There are stories in the collection that are more indirectly connected to the Lang family, most notably a three-story sequence that focuses on two brothers, Max and Frank. Max, the older brother, is an abusive drunk in “The Turning,” who terrorizes his wife Raelene and is suspicious of her new friendship with a Christian couple. His brother, Frank, is a football player who walks away from his career. “Sand” sees them as children, with Frank being bullied by Max during the summer when their mother leaves them, and “Family” is a story about the two of them reconnecting after both of their lives have fallen apart and the tragic shark attack that forces them back into brotherhood.
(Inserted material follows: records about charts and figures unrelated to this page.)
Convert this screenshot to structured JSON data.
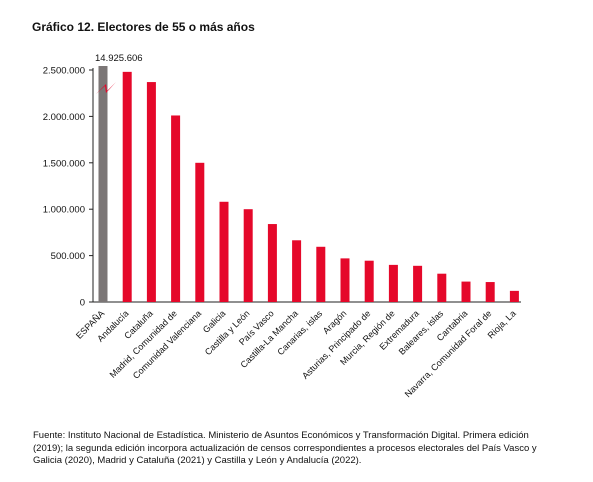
{
  "title": "Gráfico 12. Electores de 55 o más años",
  "source": "Fuente: Instituto Nacional de Estadística. Ministerio de Asuntos Económicos y Transformación Digital. Primera edición (2019); la segunda edición incorpora actualización de censos correspondientes a procesos electorales del País Vasco y Galicia (2020), Madrid y Cataluña (2021) y Castilla y León y Andalucía (2022).",
  "colors": {
    "total_bar": "#7b7676",
    "region_bar": "#e5082a",
    "axis": "#222222"
  },
  "chart_data": {
    "type": "bar",
    "title": "Gráfico 12. Electores de 55 o más años",
    "xlabel": "",
    "ylabel": "",
    "ylim": [
      0,
      2500000
    ],
    "yticks": [
      0,
      500000,
      1000000,
      1500000,
      2000000,
      2500000
    ],
    "ytick_labels": [
      "0",
      "500.000",
      "1.000.000",
      "1.500.000",
      "2.000.000",
      "2.500.000"
    ],
    "axis_break": true,
    "grid": false,
    "categories": [
      "ESPAÑA",
      "Andalucía",
      "Cataluña",
      "Madrid, Comunidad de",
      "Comunidad Valenciana",
      "Galicia",
      "Castilla y León",
      "País Vasco",
      "Castilla-La Mancha",
      "Canarias, islas",
      "Aragón",
      "Asturias, Principado de",
      "Murcia, Región de",
      "Extremadura",
      "Baleares, islas",
      "Cantabria",
      "Navarra, Comunidad Foral de",
      "Rioja, La"
    ],
    "values": [
      14925606,
      2480000,
      2370000,
      2010000,
      1500000,
      1080000,
      1000000,
      840000,
      665000,
      595000,
      470000,
      445000,
      400000,
      390000,
      305000,
      220000,
      215000,
      120000
    ],
    "data_labels": [
      {
        "category": "ESPAÑA",
        "text": "14.925.606"
      }
    ]
  }
}
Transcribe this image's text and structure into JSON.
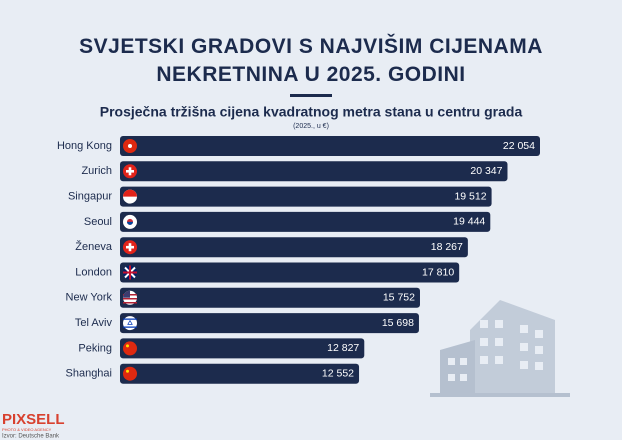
{
  "chart_data": {
    "type": "bar",
    "orientation": "horizontal",
    "title": "SVJETSKI GRADOVI S NAJVIŠIM CIJENAMA NEKRETNINA U 2025. GODINI",
    "subtitle": "Prosječna tržišna cijena kvadratnog metra stana u centru grada",
    "note": "(2025., u €)",
    "categories": [
      "Hong Kong",
      "Zurich",
      "Singapur",
      "Seoul",
      "Ženeva",
      "London",
      "New York",
      "Tel Aviv",
      "Peking",
      "Shanghai"
    ],
    "values": [
      22054,
      20347,
      19512,
      19444,
      18267,
      17810,
      15752,
      15698,
      12827,
      12552
    ],
    "value_labels": [
      "22 054",
      "20 347",
      "19 512",
      "19 444",
      "18 267",
      "17 810",
      "15 752",
      "15 698",
      "12 827",
      "12 552"
    ],
    "color": "#1c2b4d"
  },
  "footer": {
    "logo": "PIXSELL",
    "tagline": "PHOTO & VIDEO AGENCY",
    "source": "Izvor: Deutsche Bank"
  }
}
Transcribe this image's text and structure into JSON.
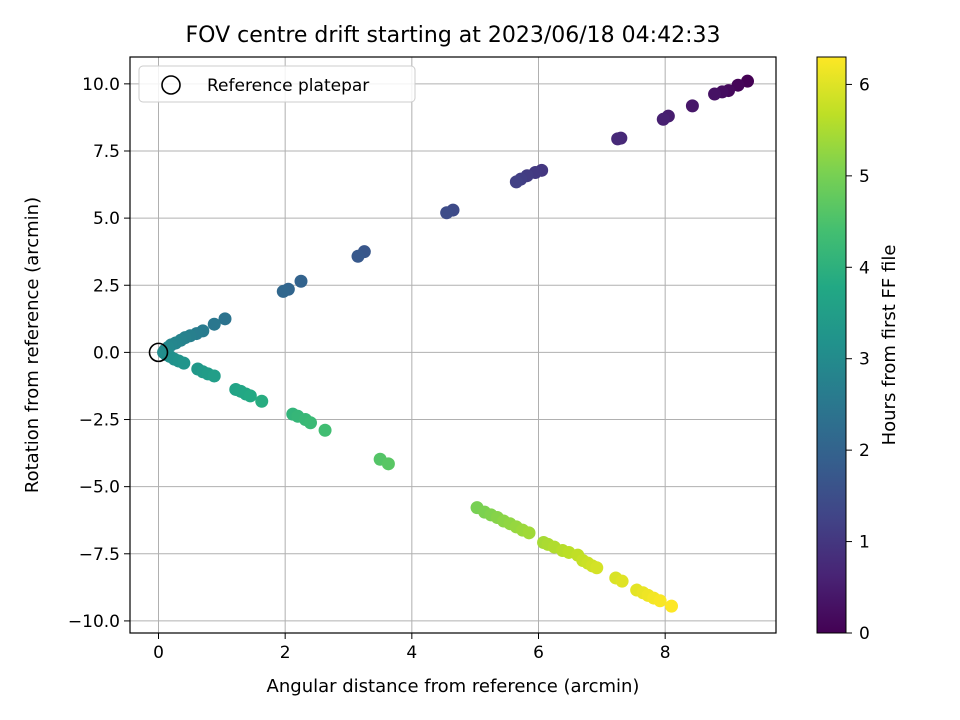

“Big World,” “Small Mercies,” and “Cockleshell” are all about characters who are on the outskirts of the central Lang storyline of the collection but provide context for the tragic decline of Angelus and the violence and disappointment that pervades the community. “Big World,” which opens the book, sets the tone by showing two high school graduates who have botched their exams and whose only goal is to buy a van and leave town. “Small Mercies” sees Peter Dyson moving back home after his wife’s suicide, only to be harried by an ex-girlfriend and recovering addict. “Cockleshell” focuses on another youthful obsession, as a boy, Brakey, falls in with Agnes Larwood, whose father is a recovering alcoholic, though his newfound sobriety hasn’t saved anyone.

As a whole, the stories document a painful transition in the lives of Angelus, and though the town is fictional, its trajectory mirrors that of many small communities in Western Australia. By focusing in on the issues these communities face, The Turning is a document of the way societal issues are intrinsically personal.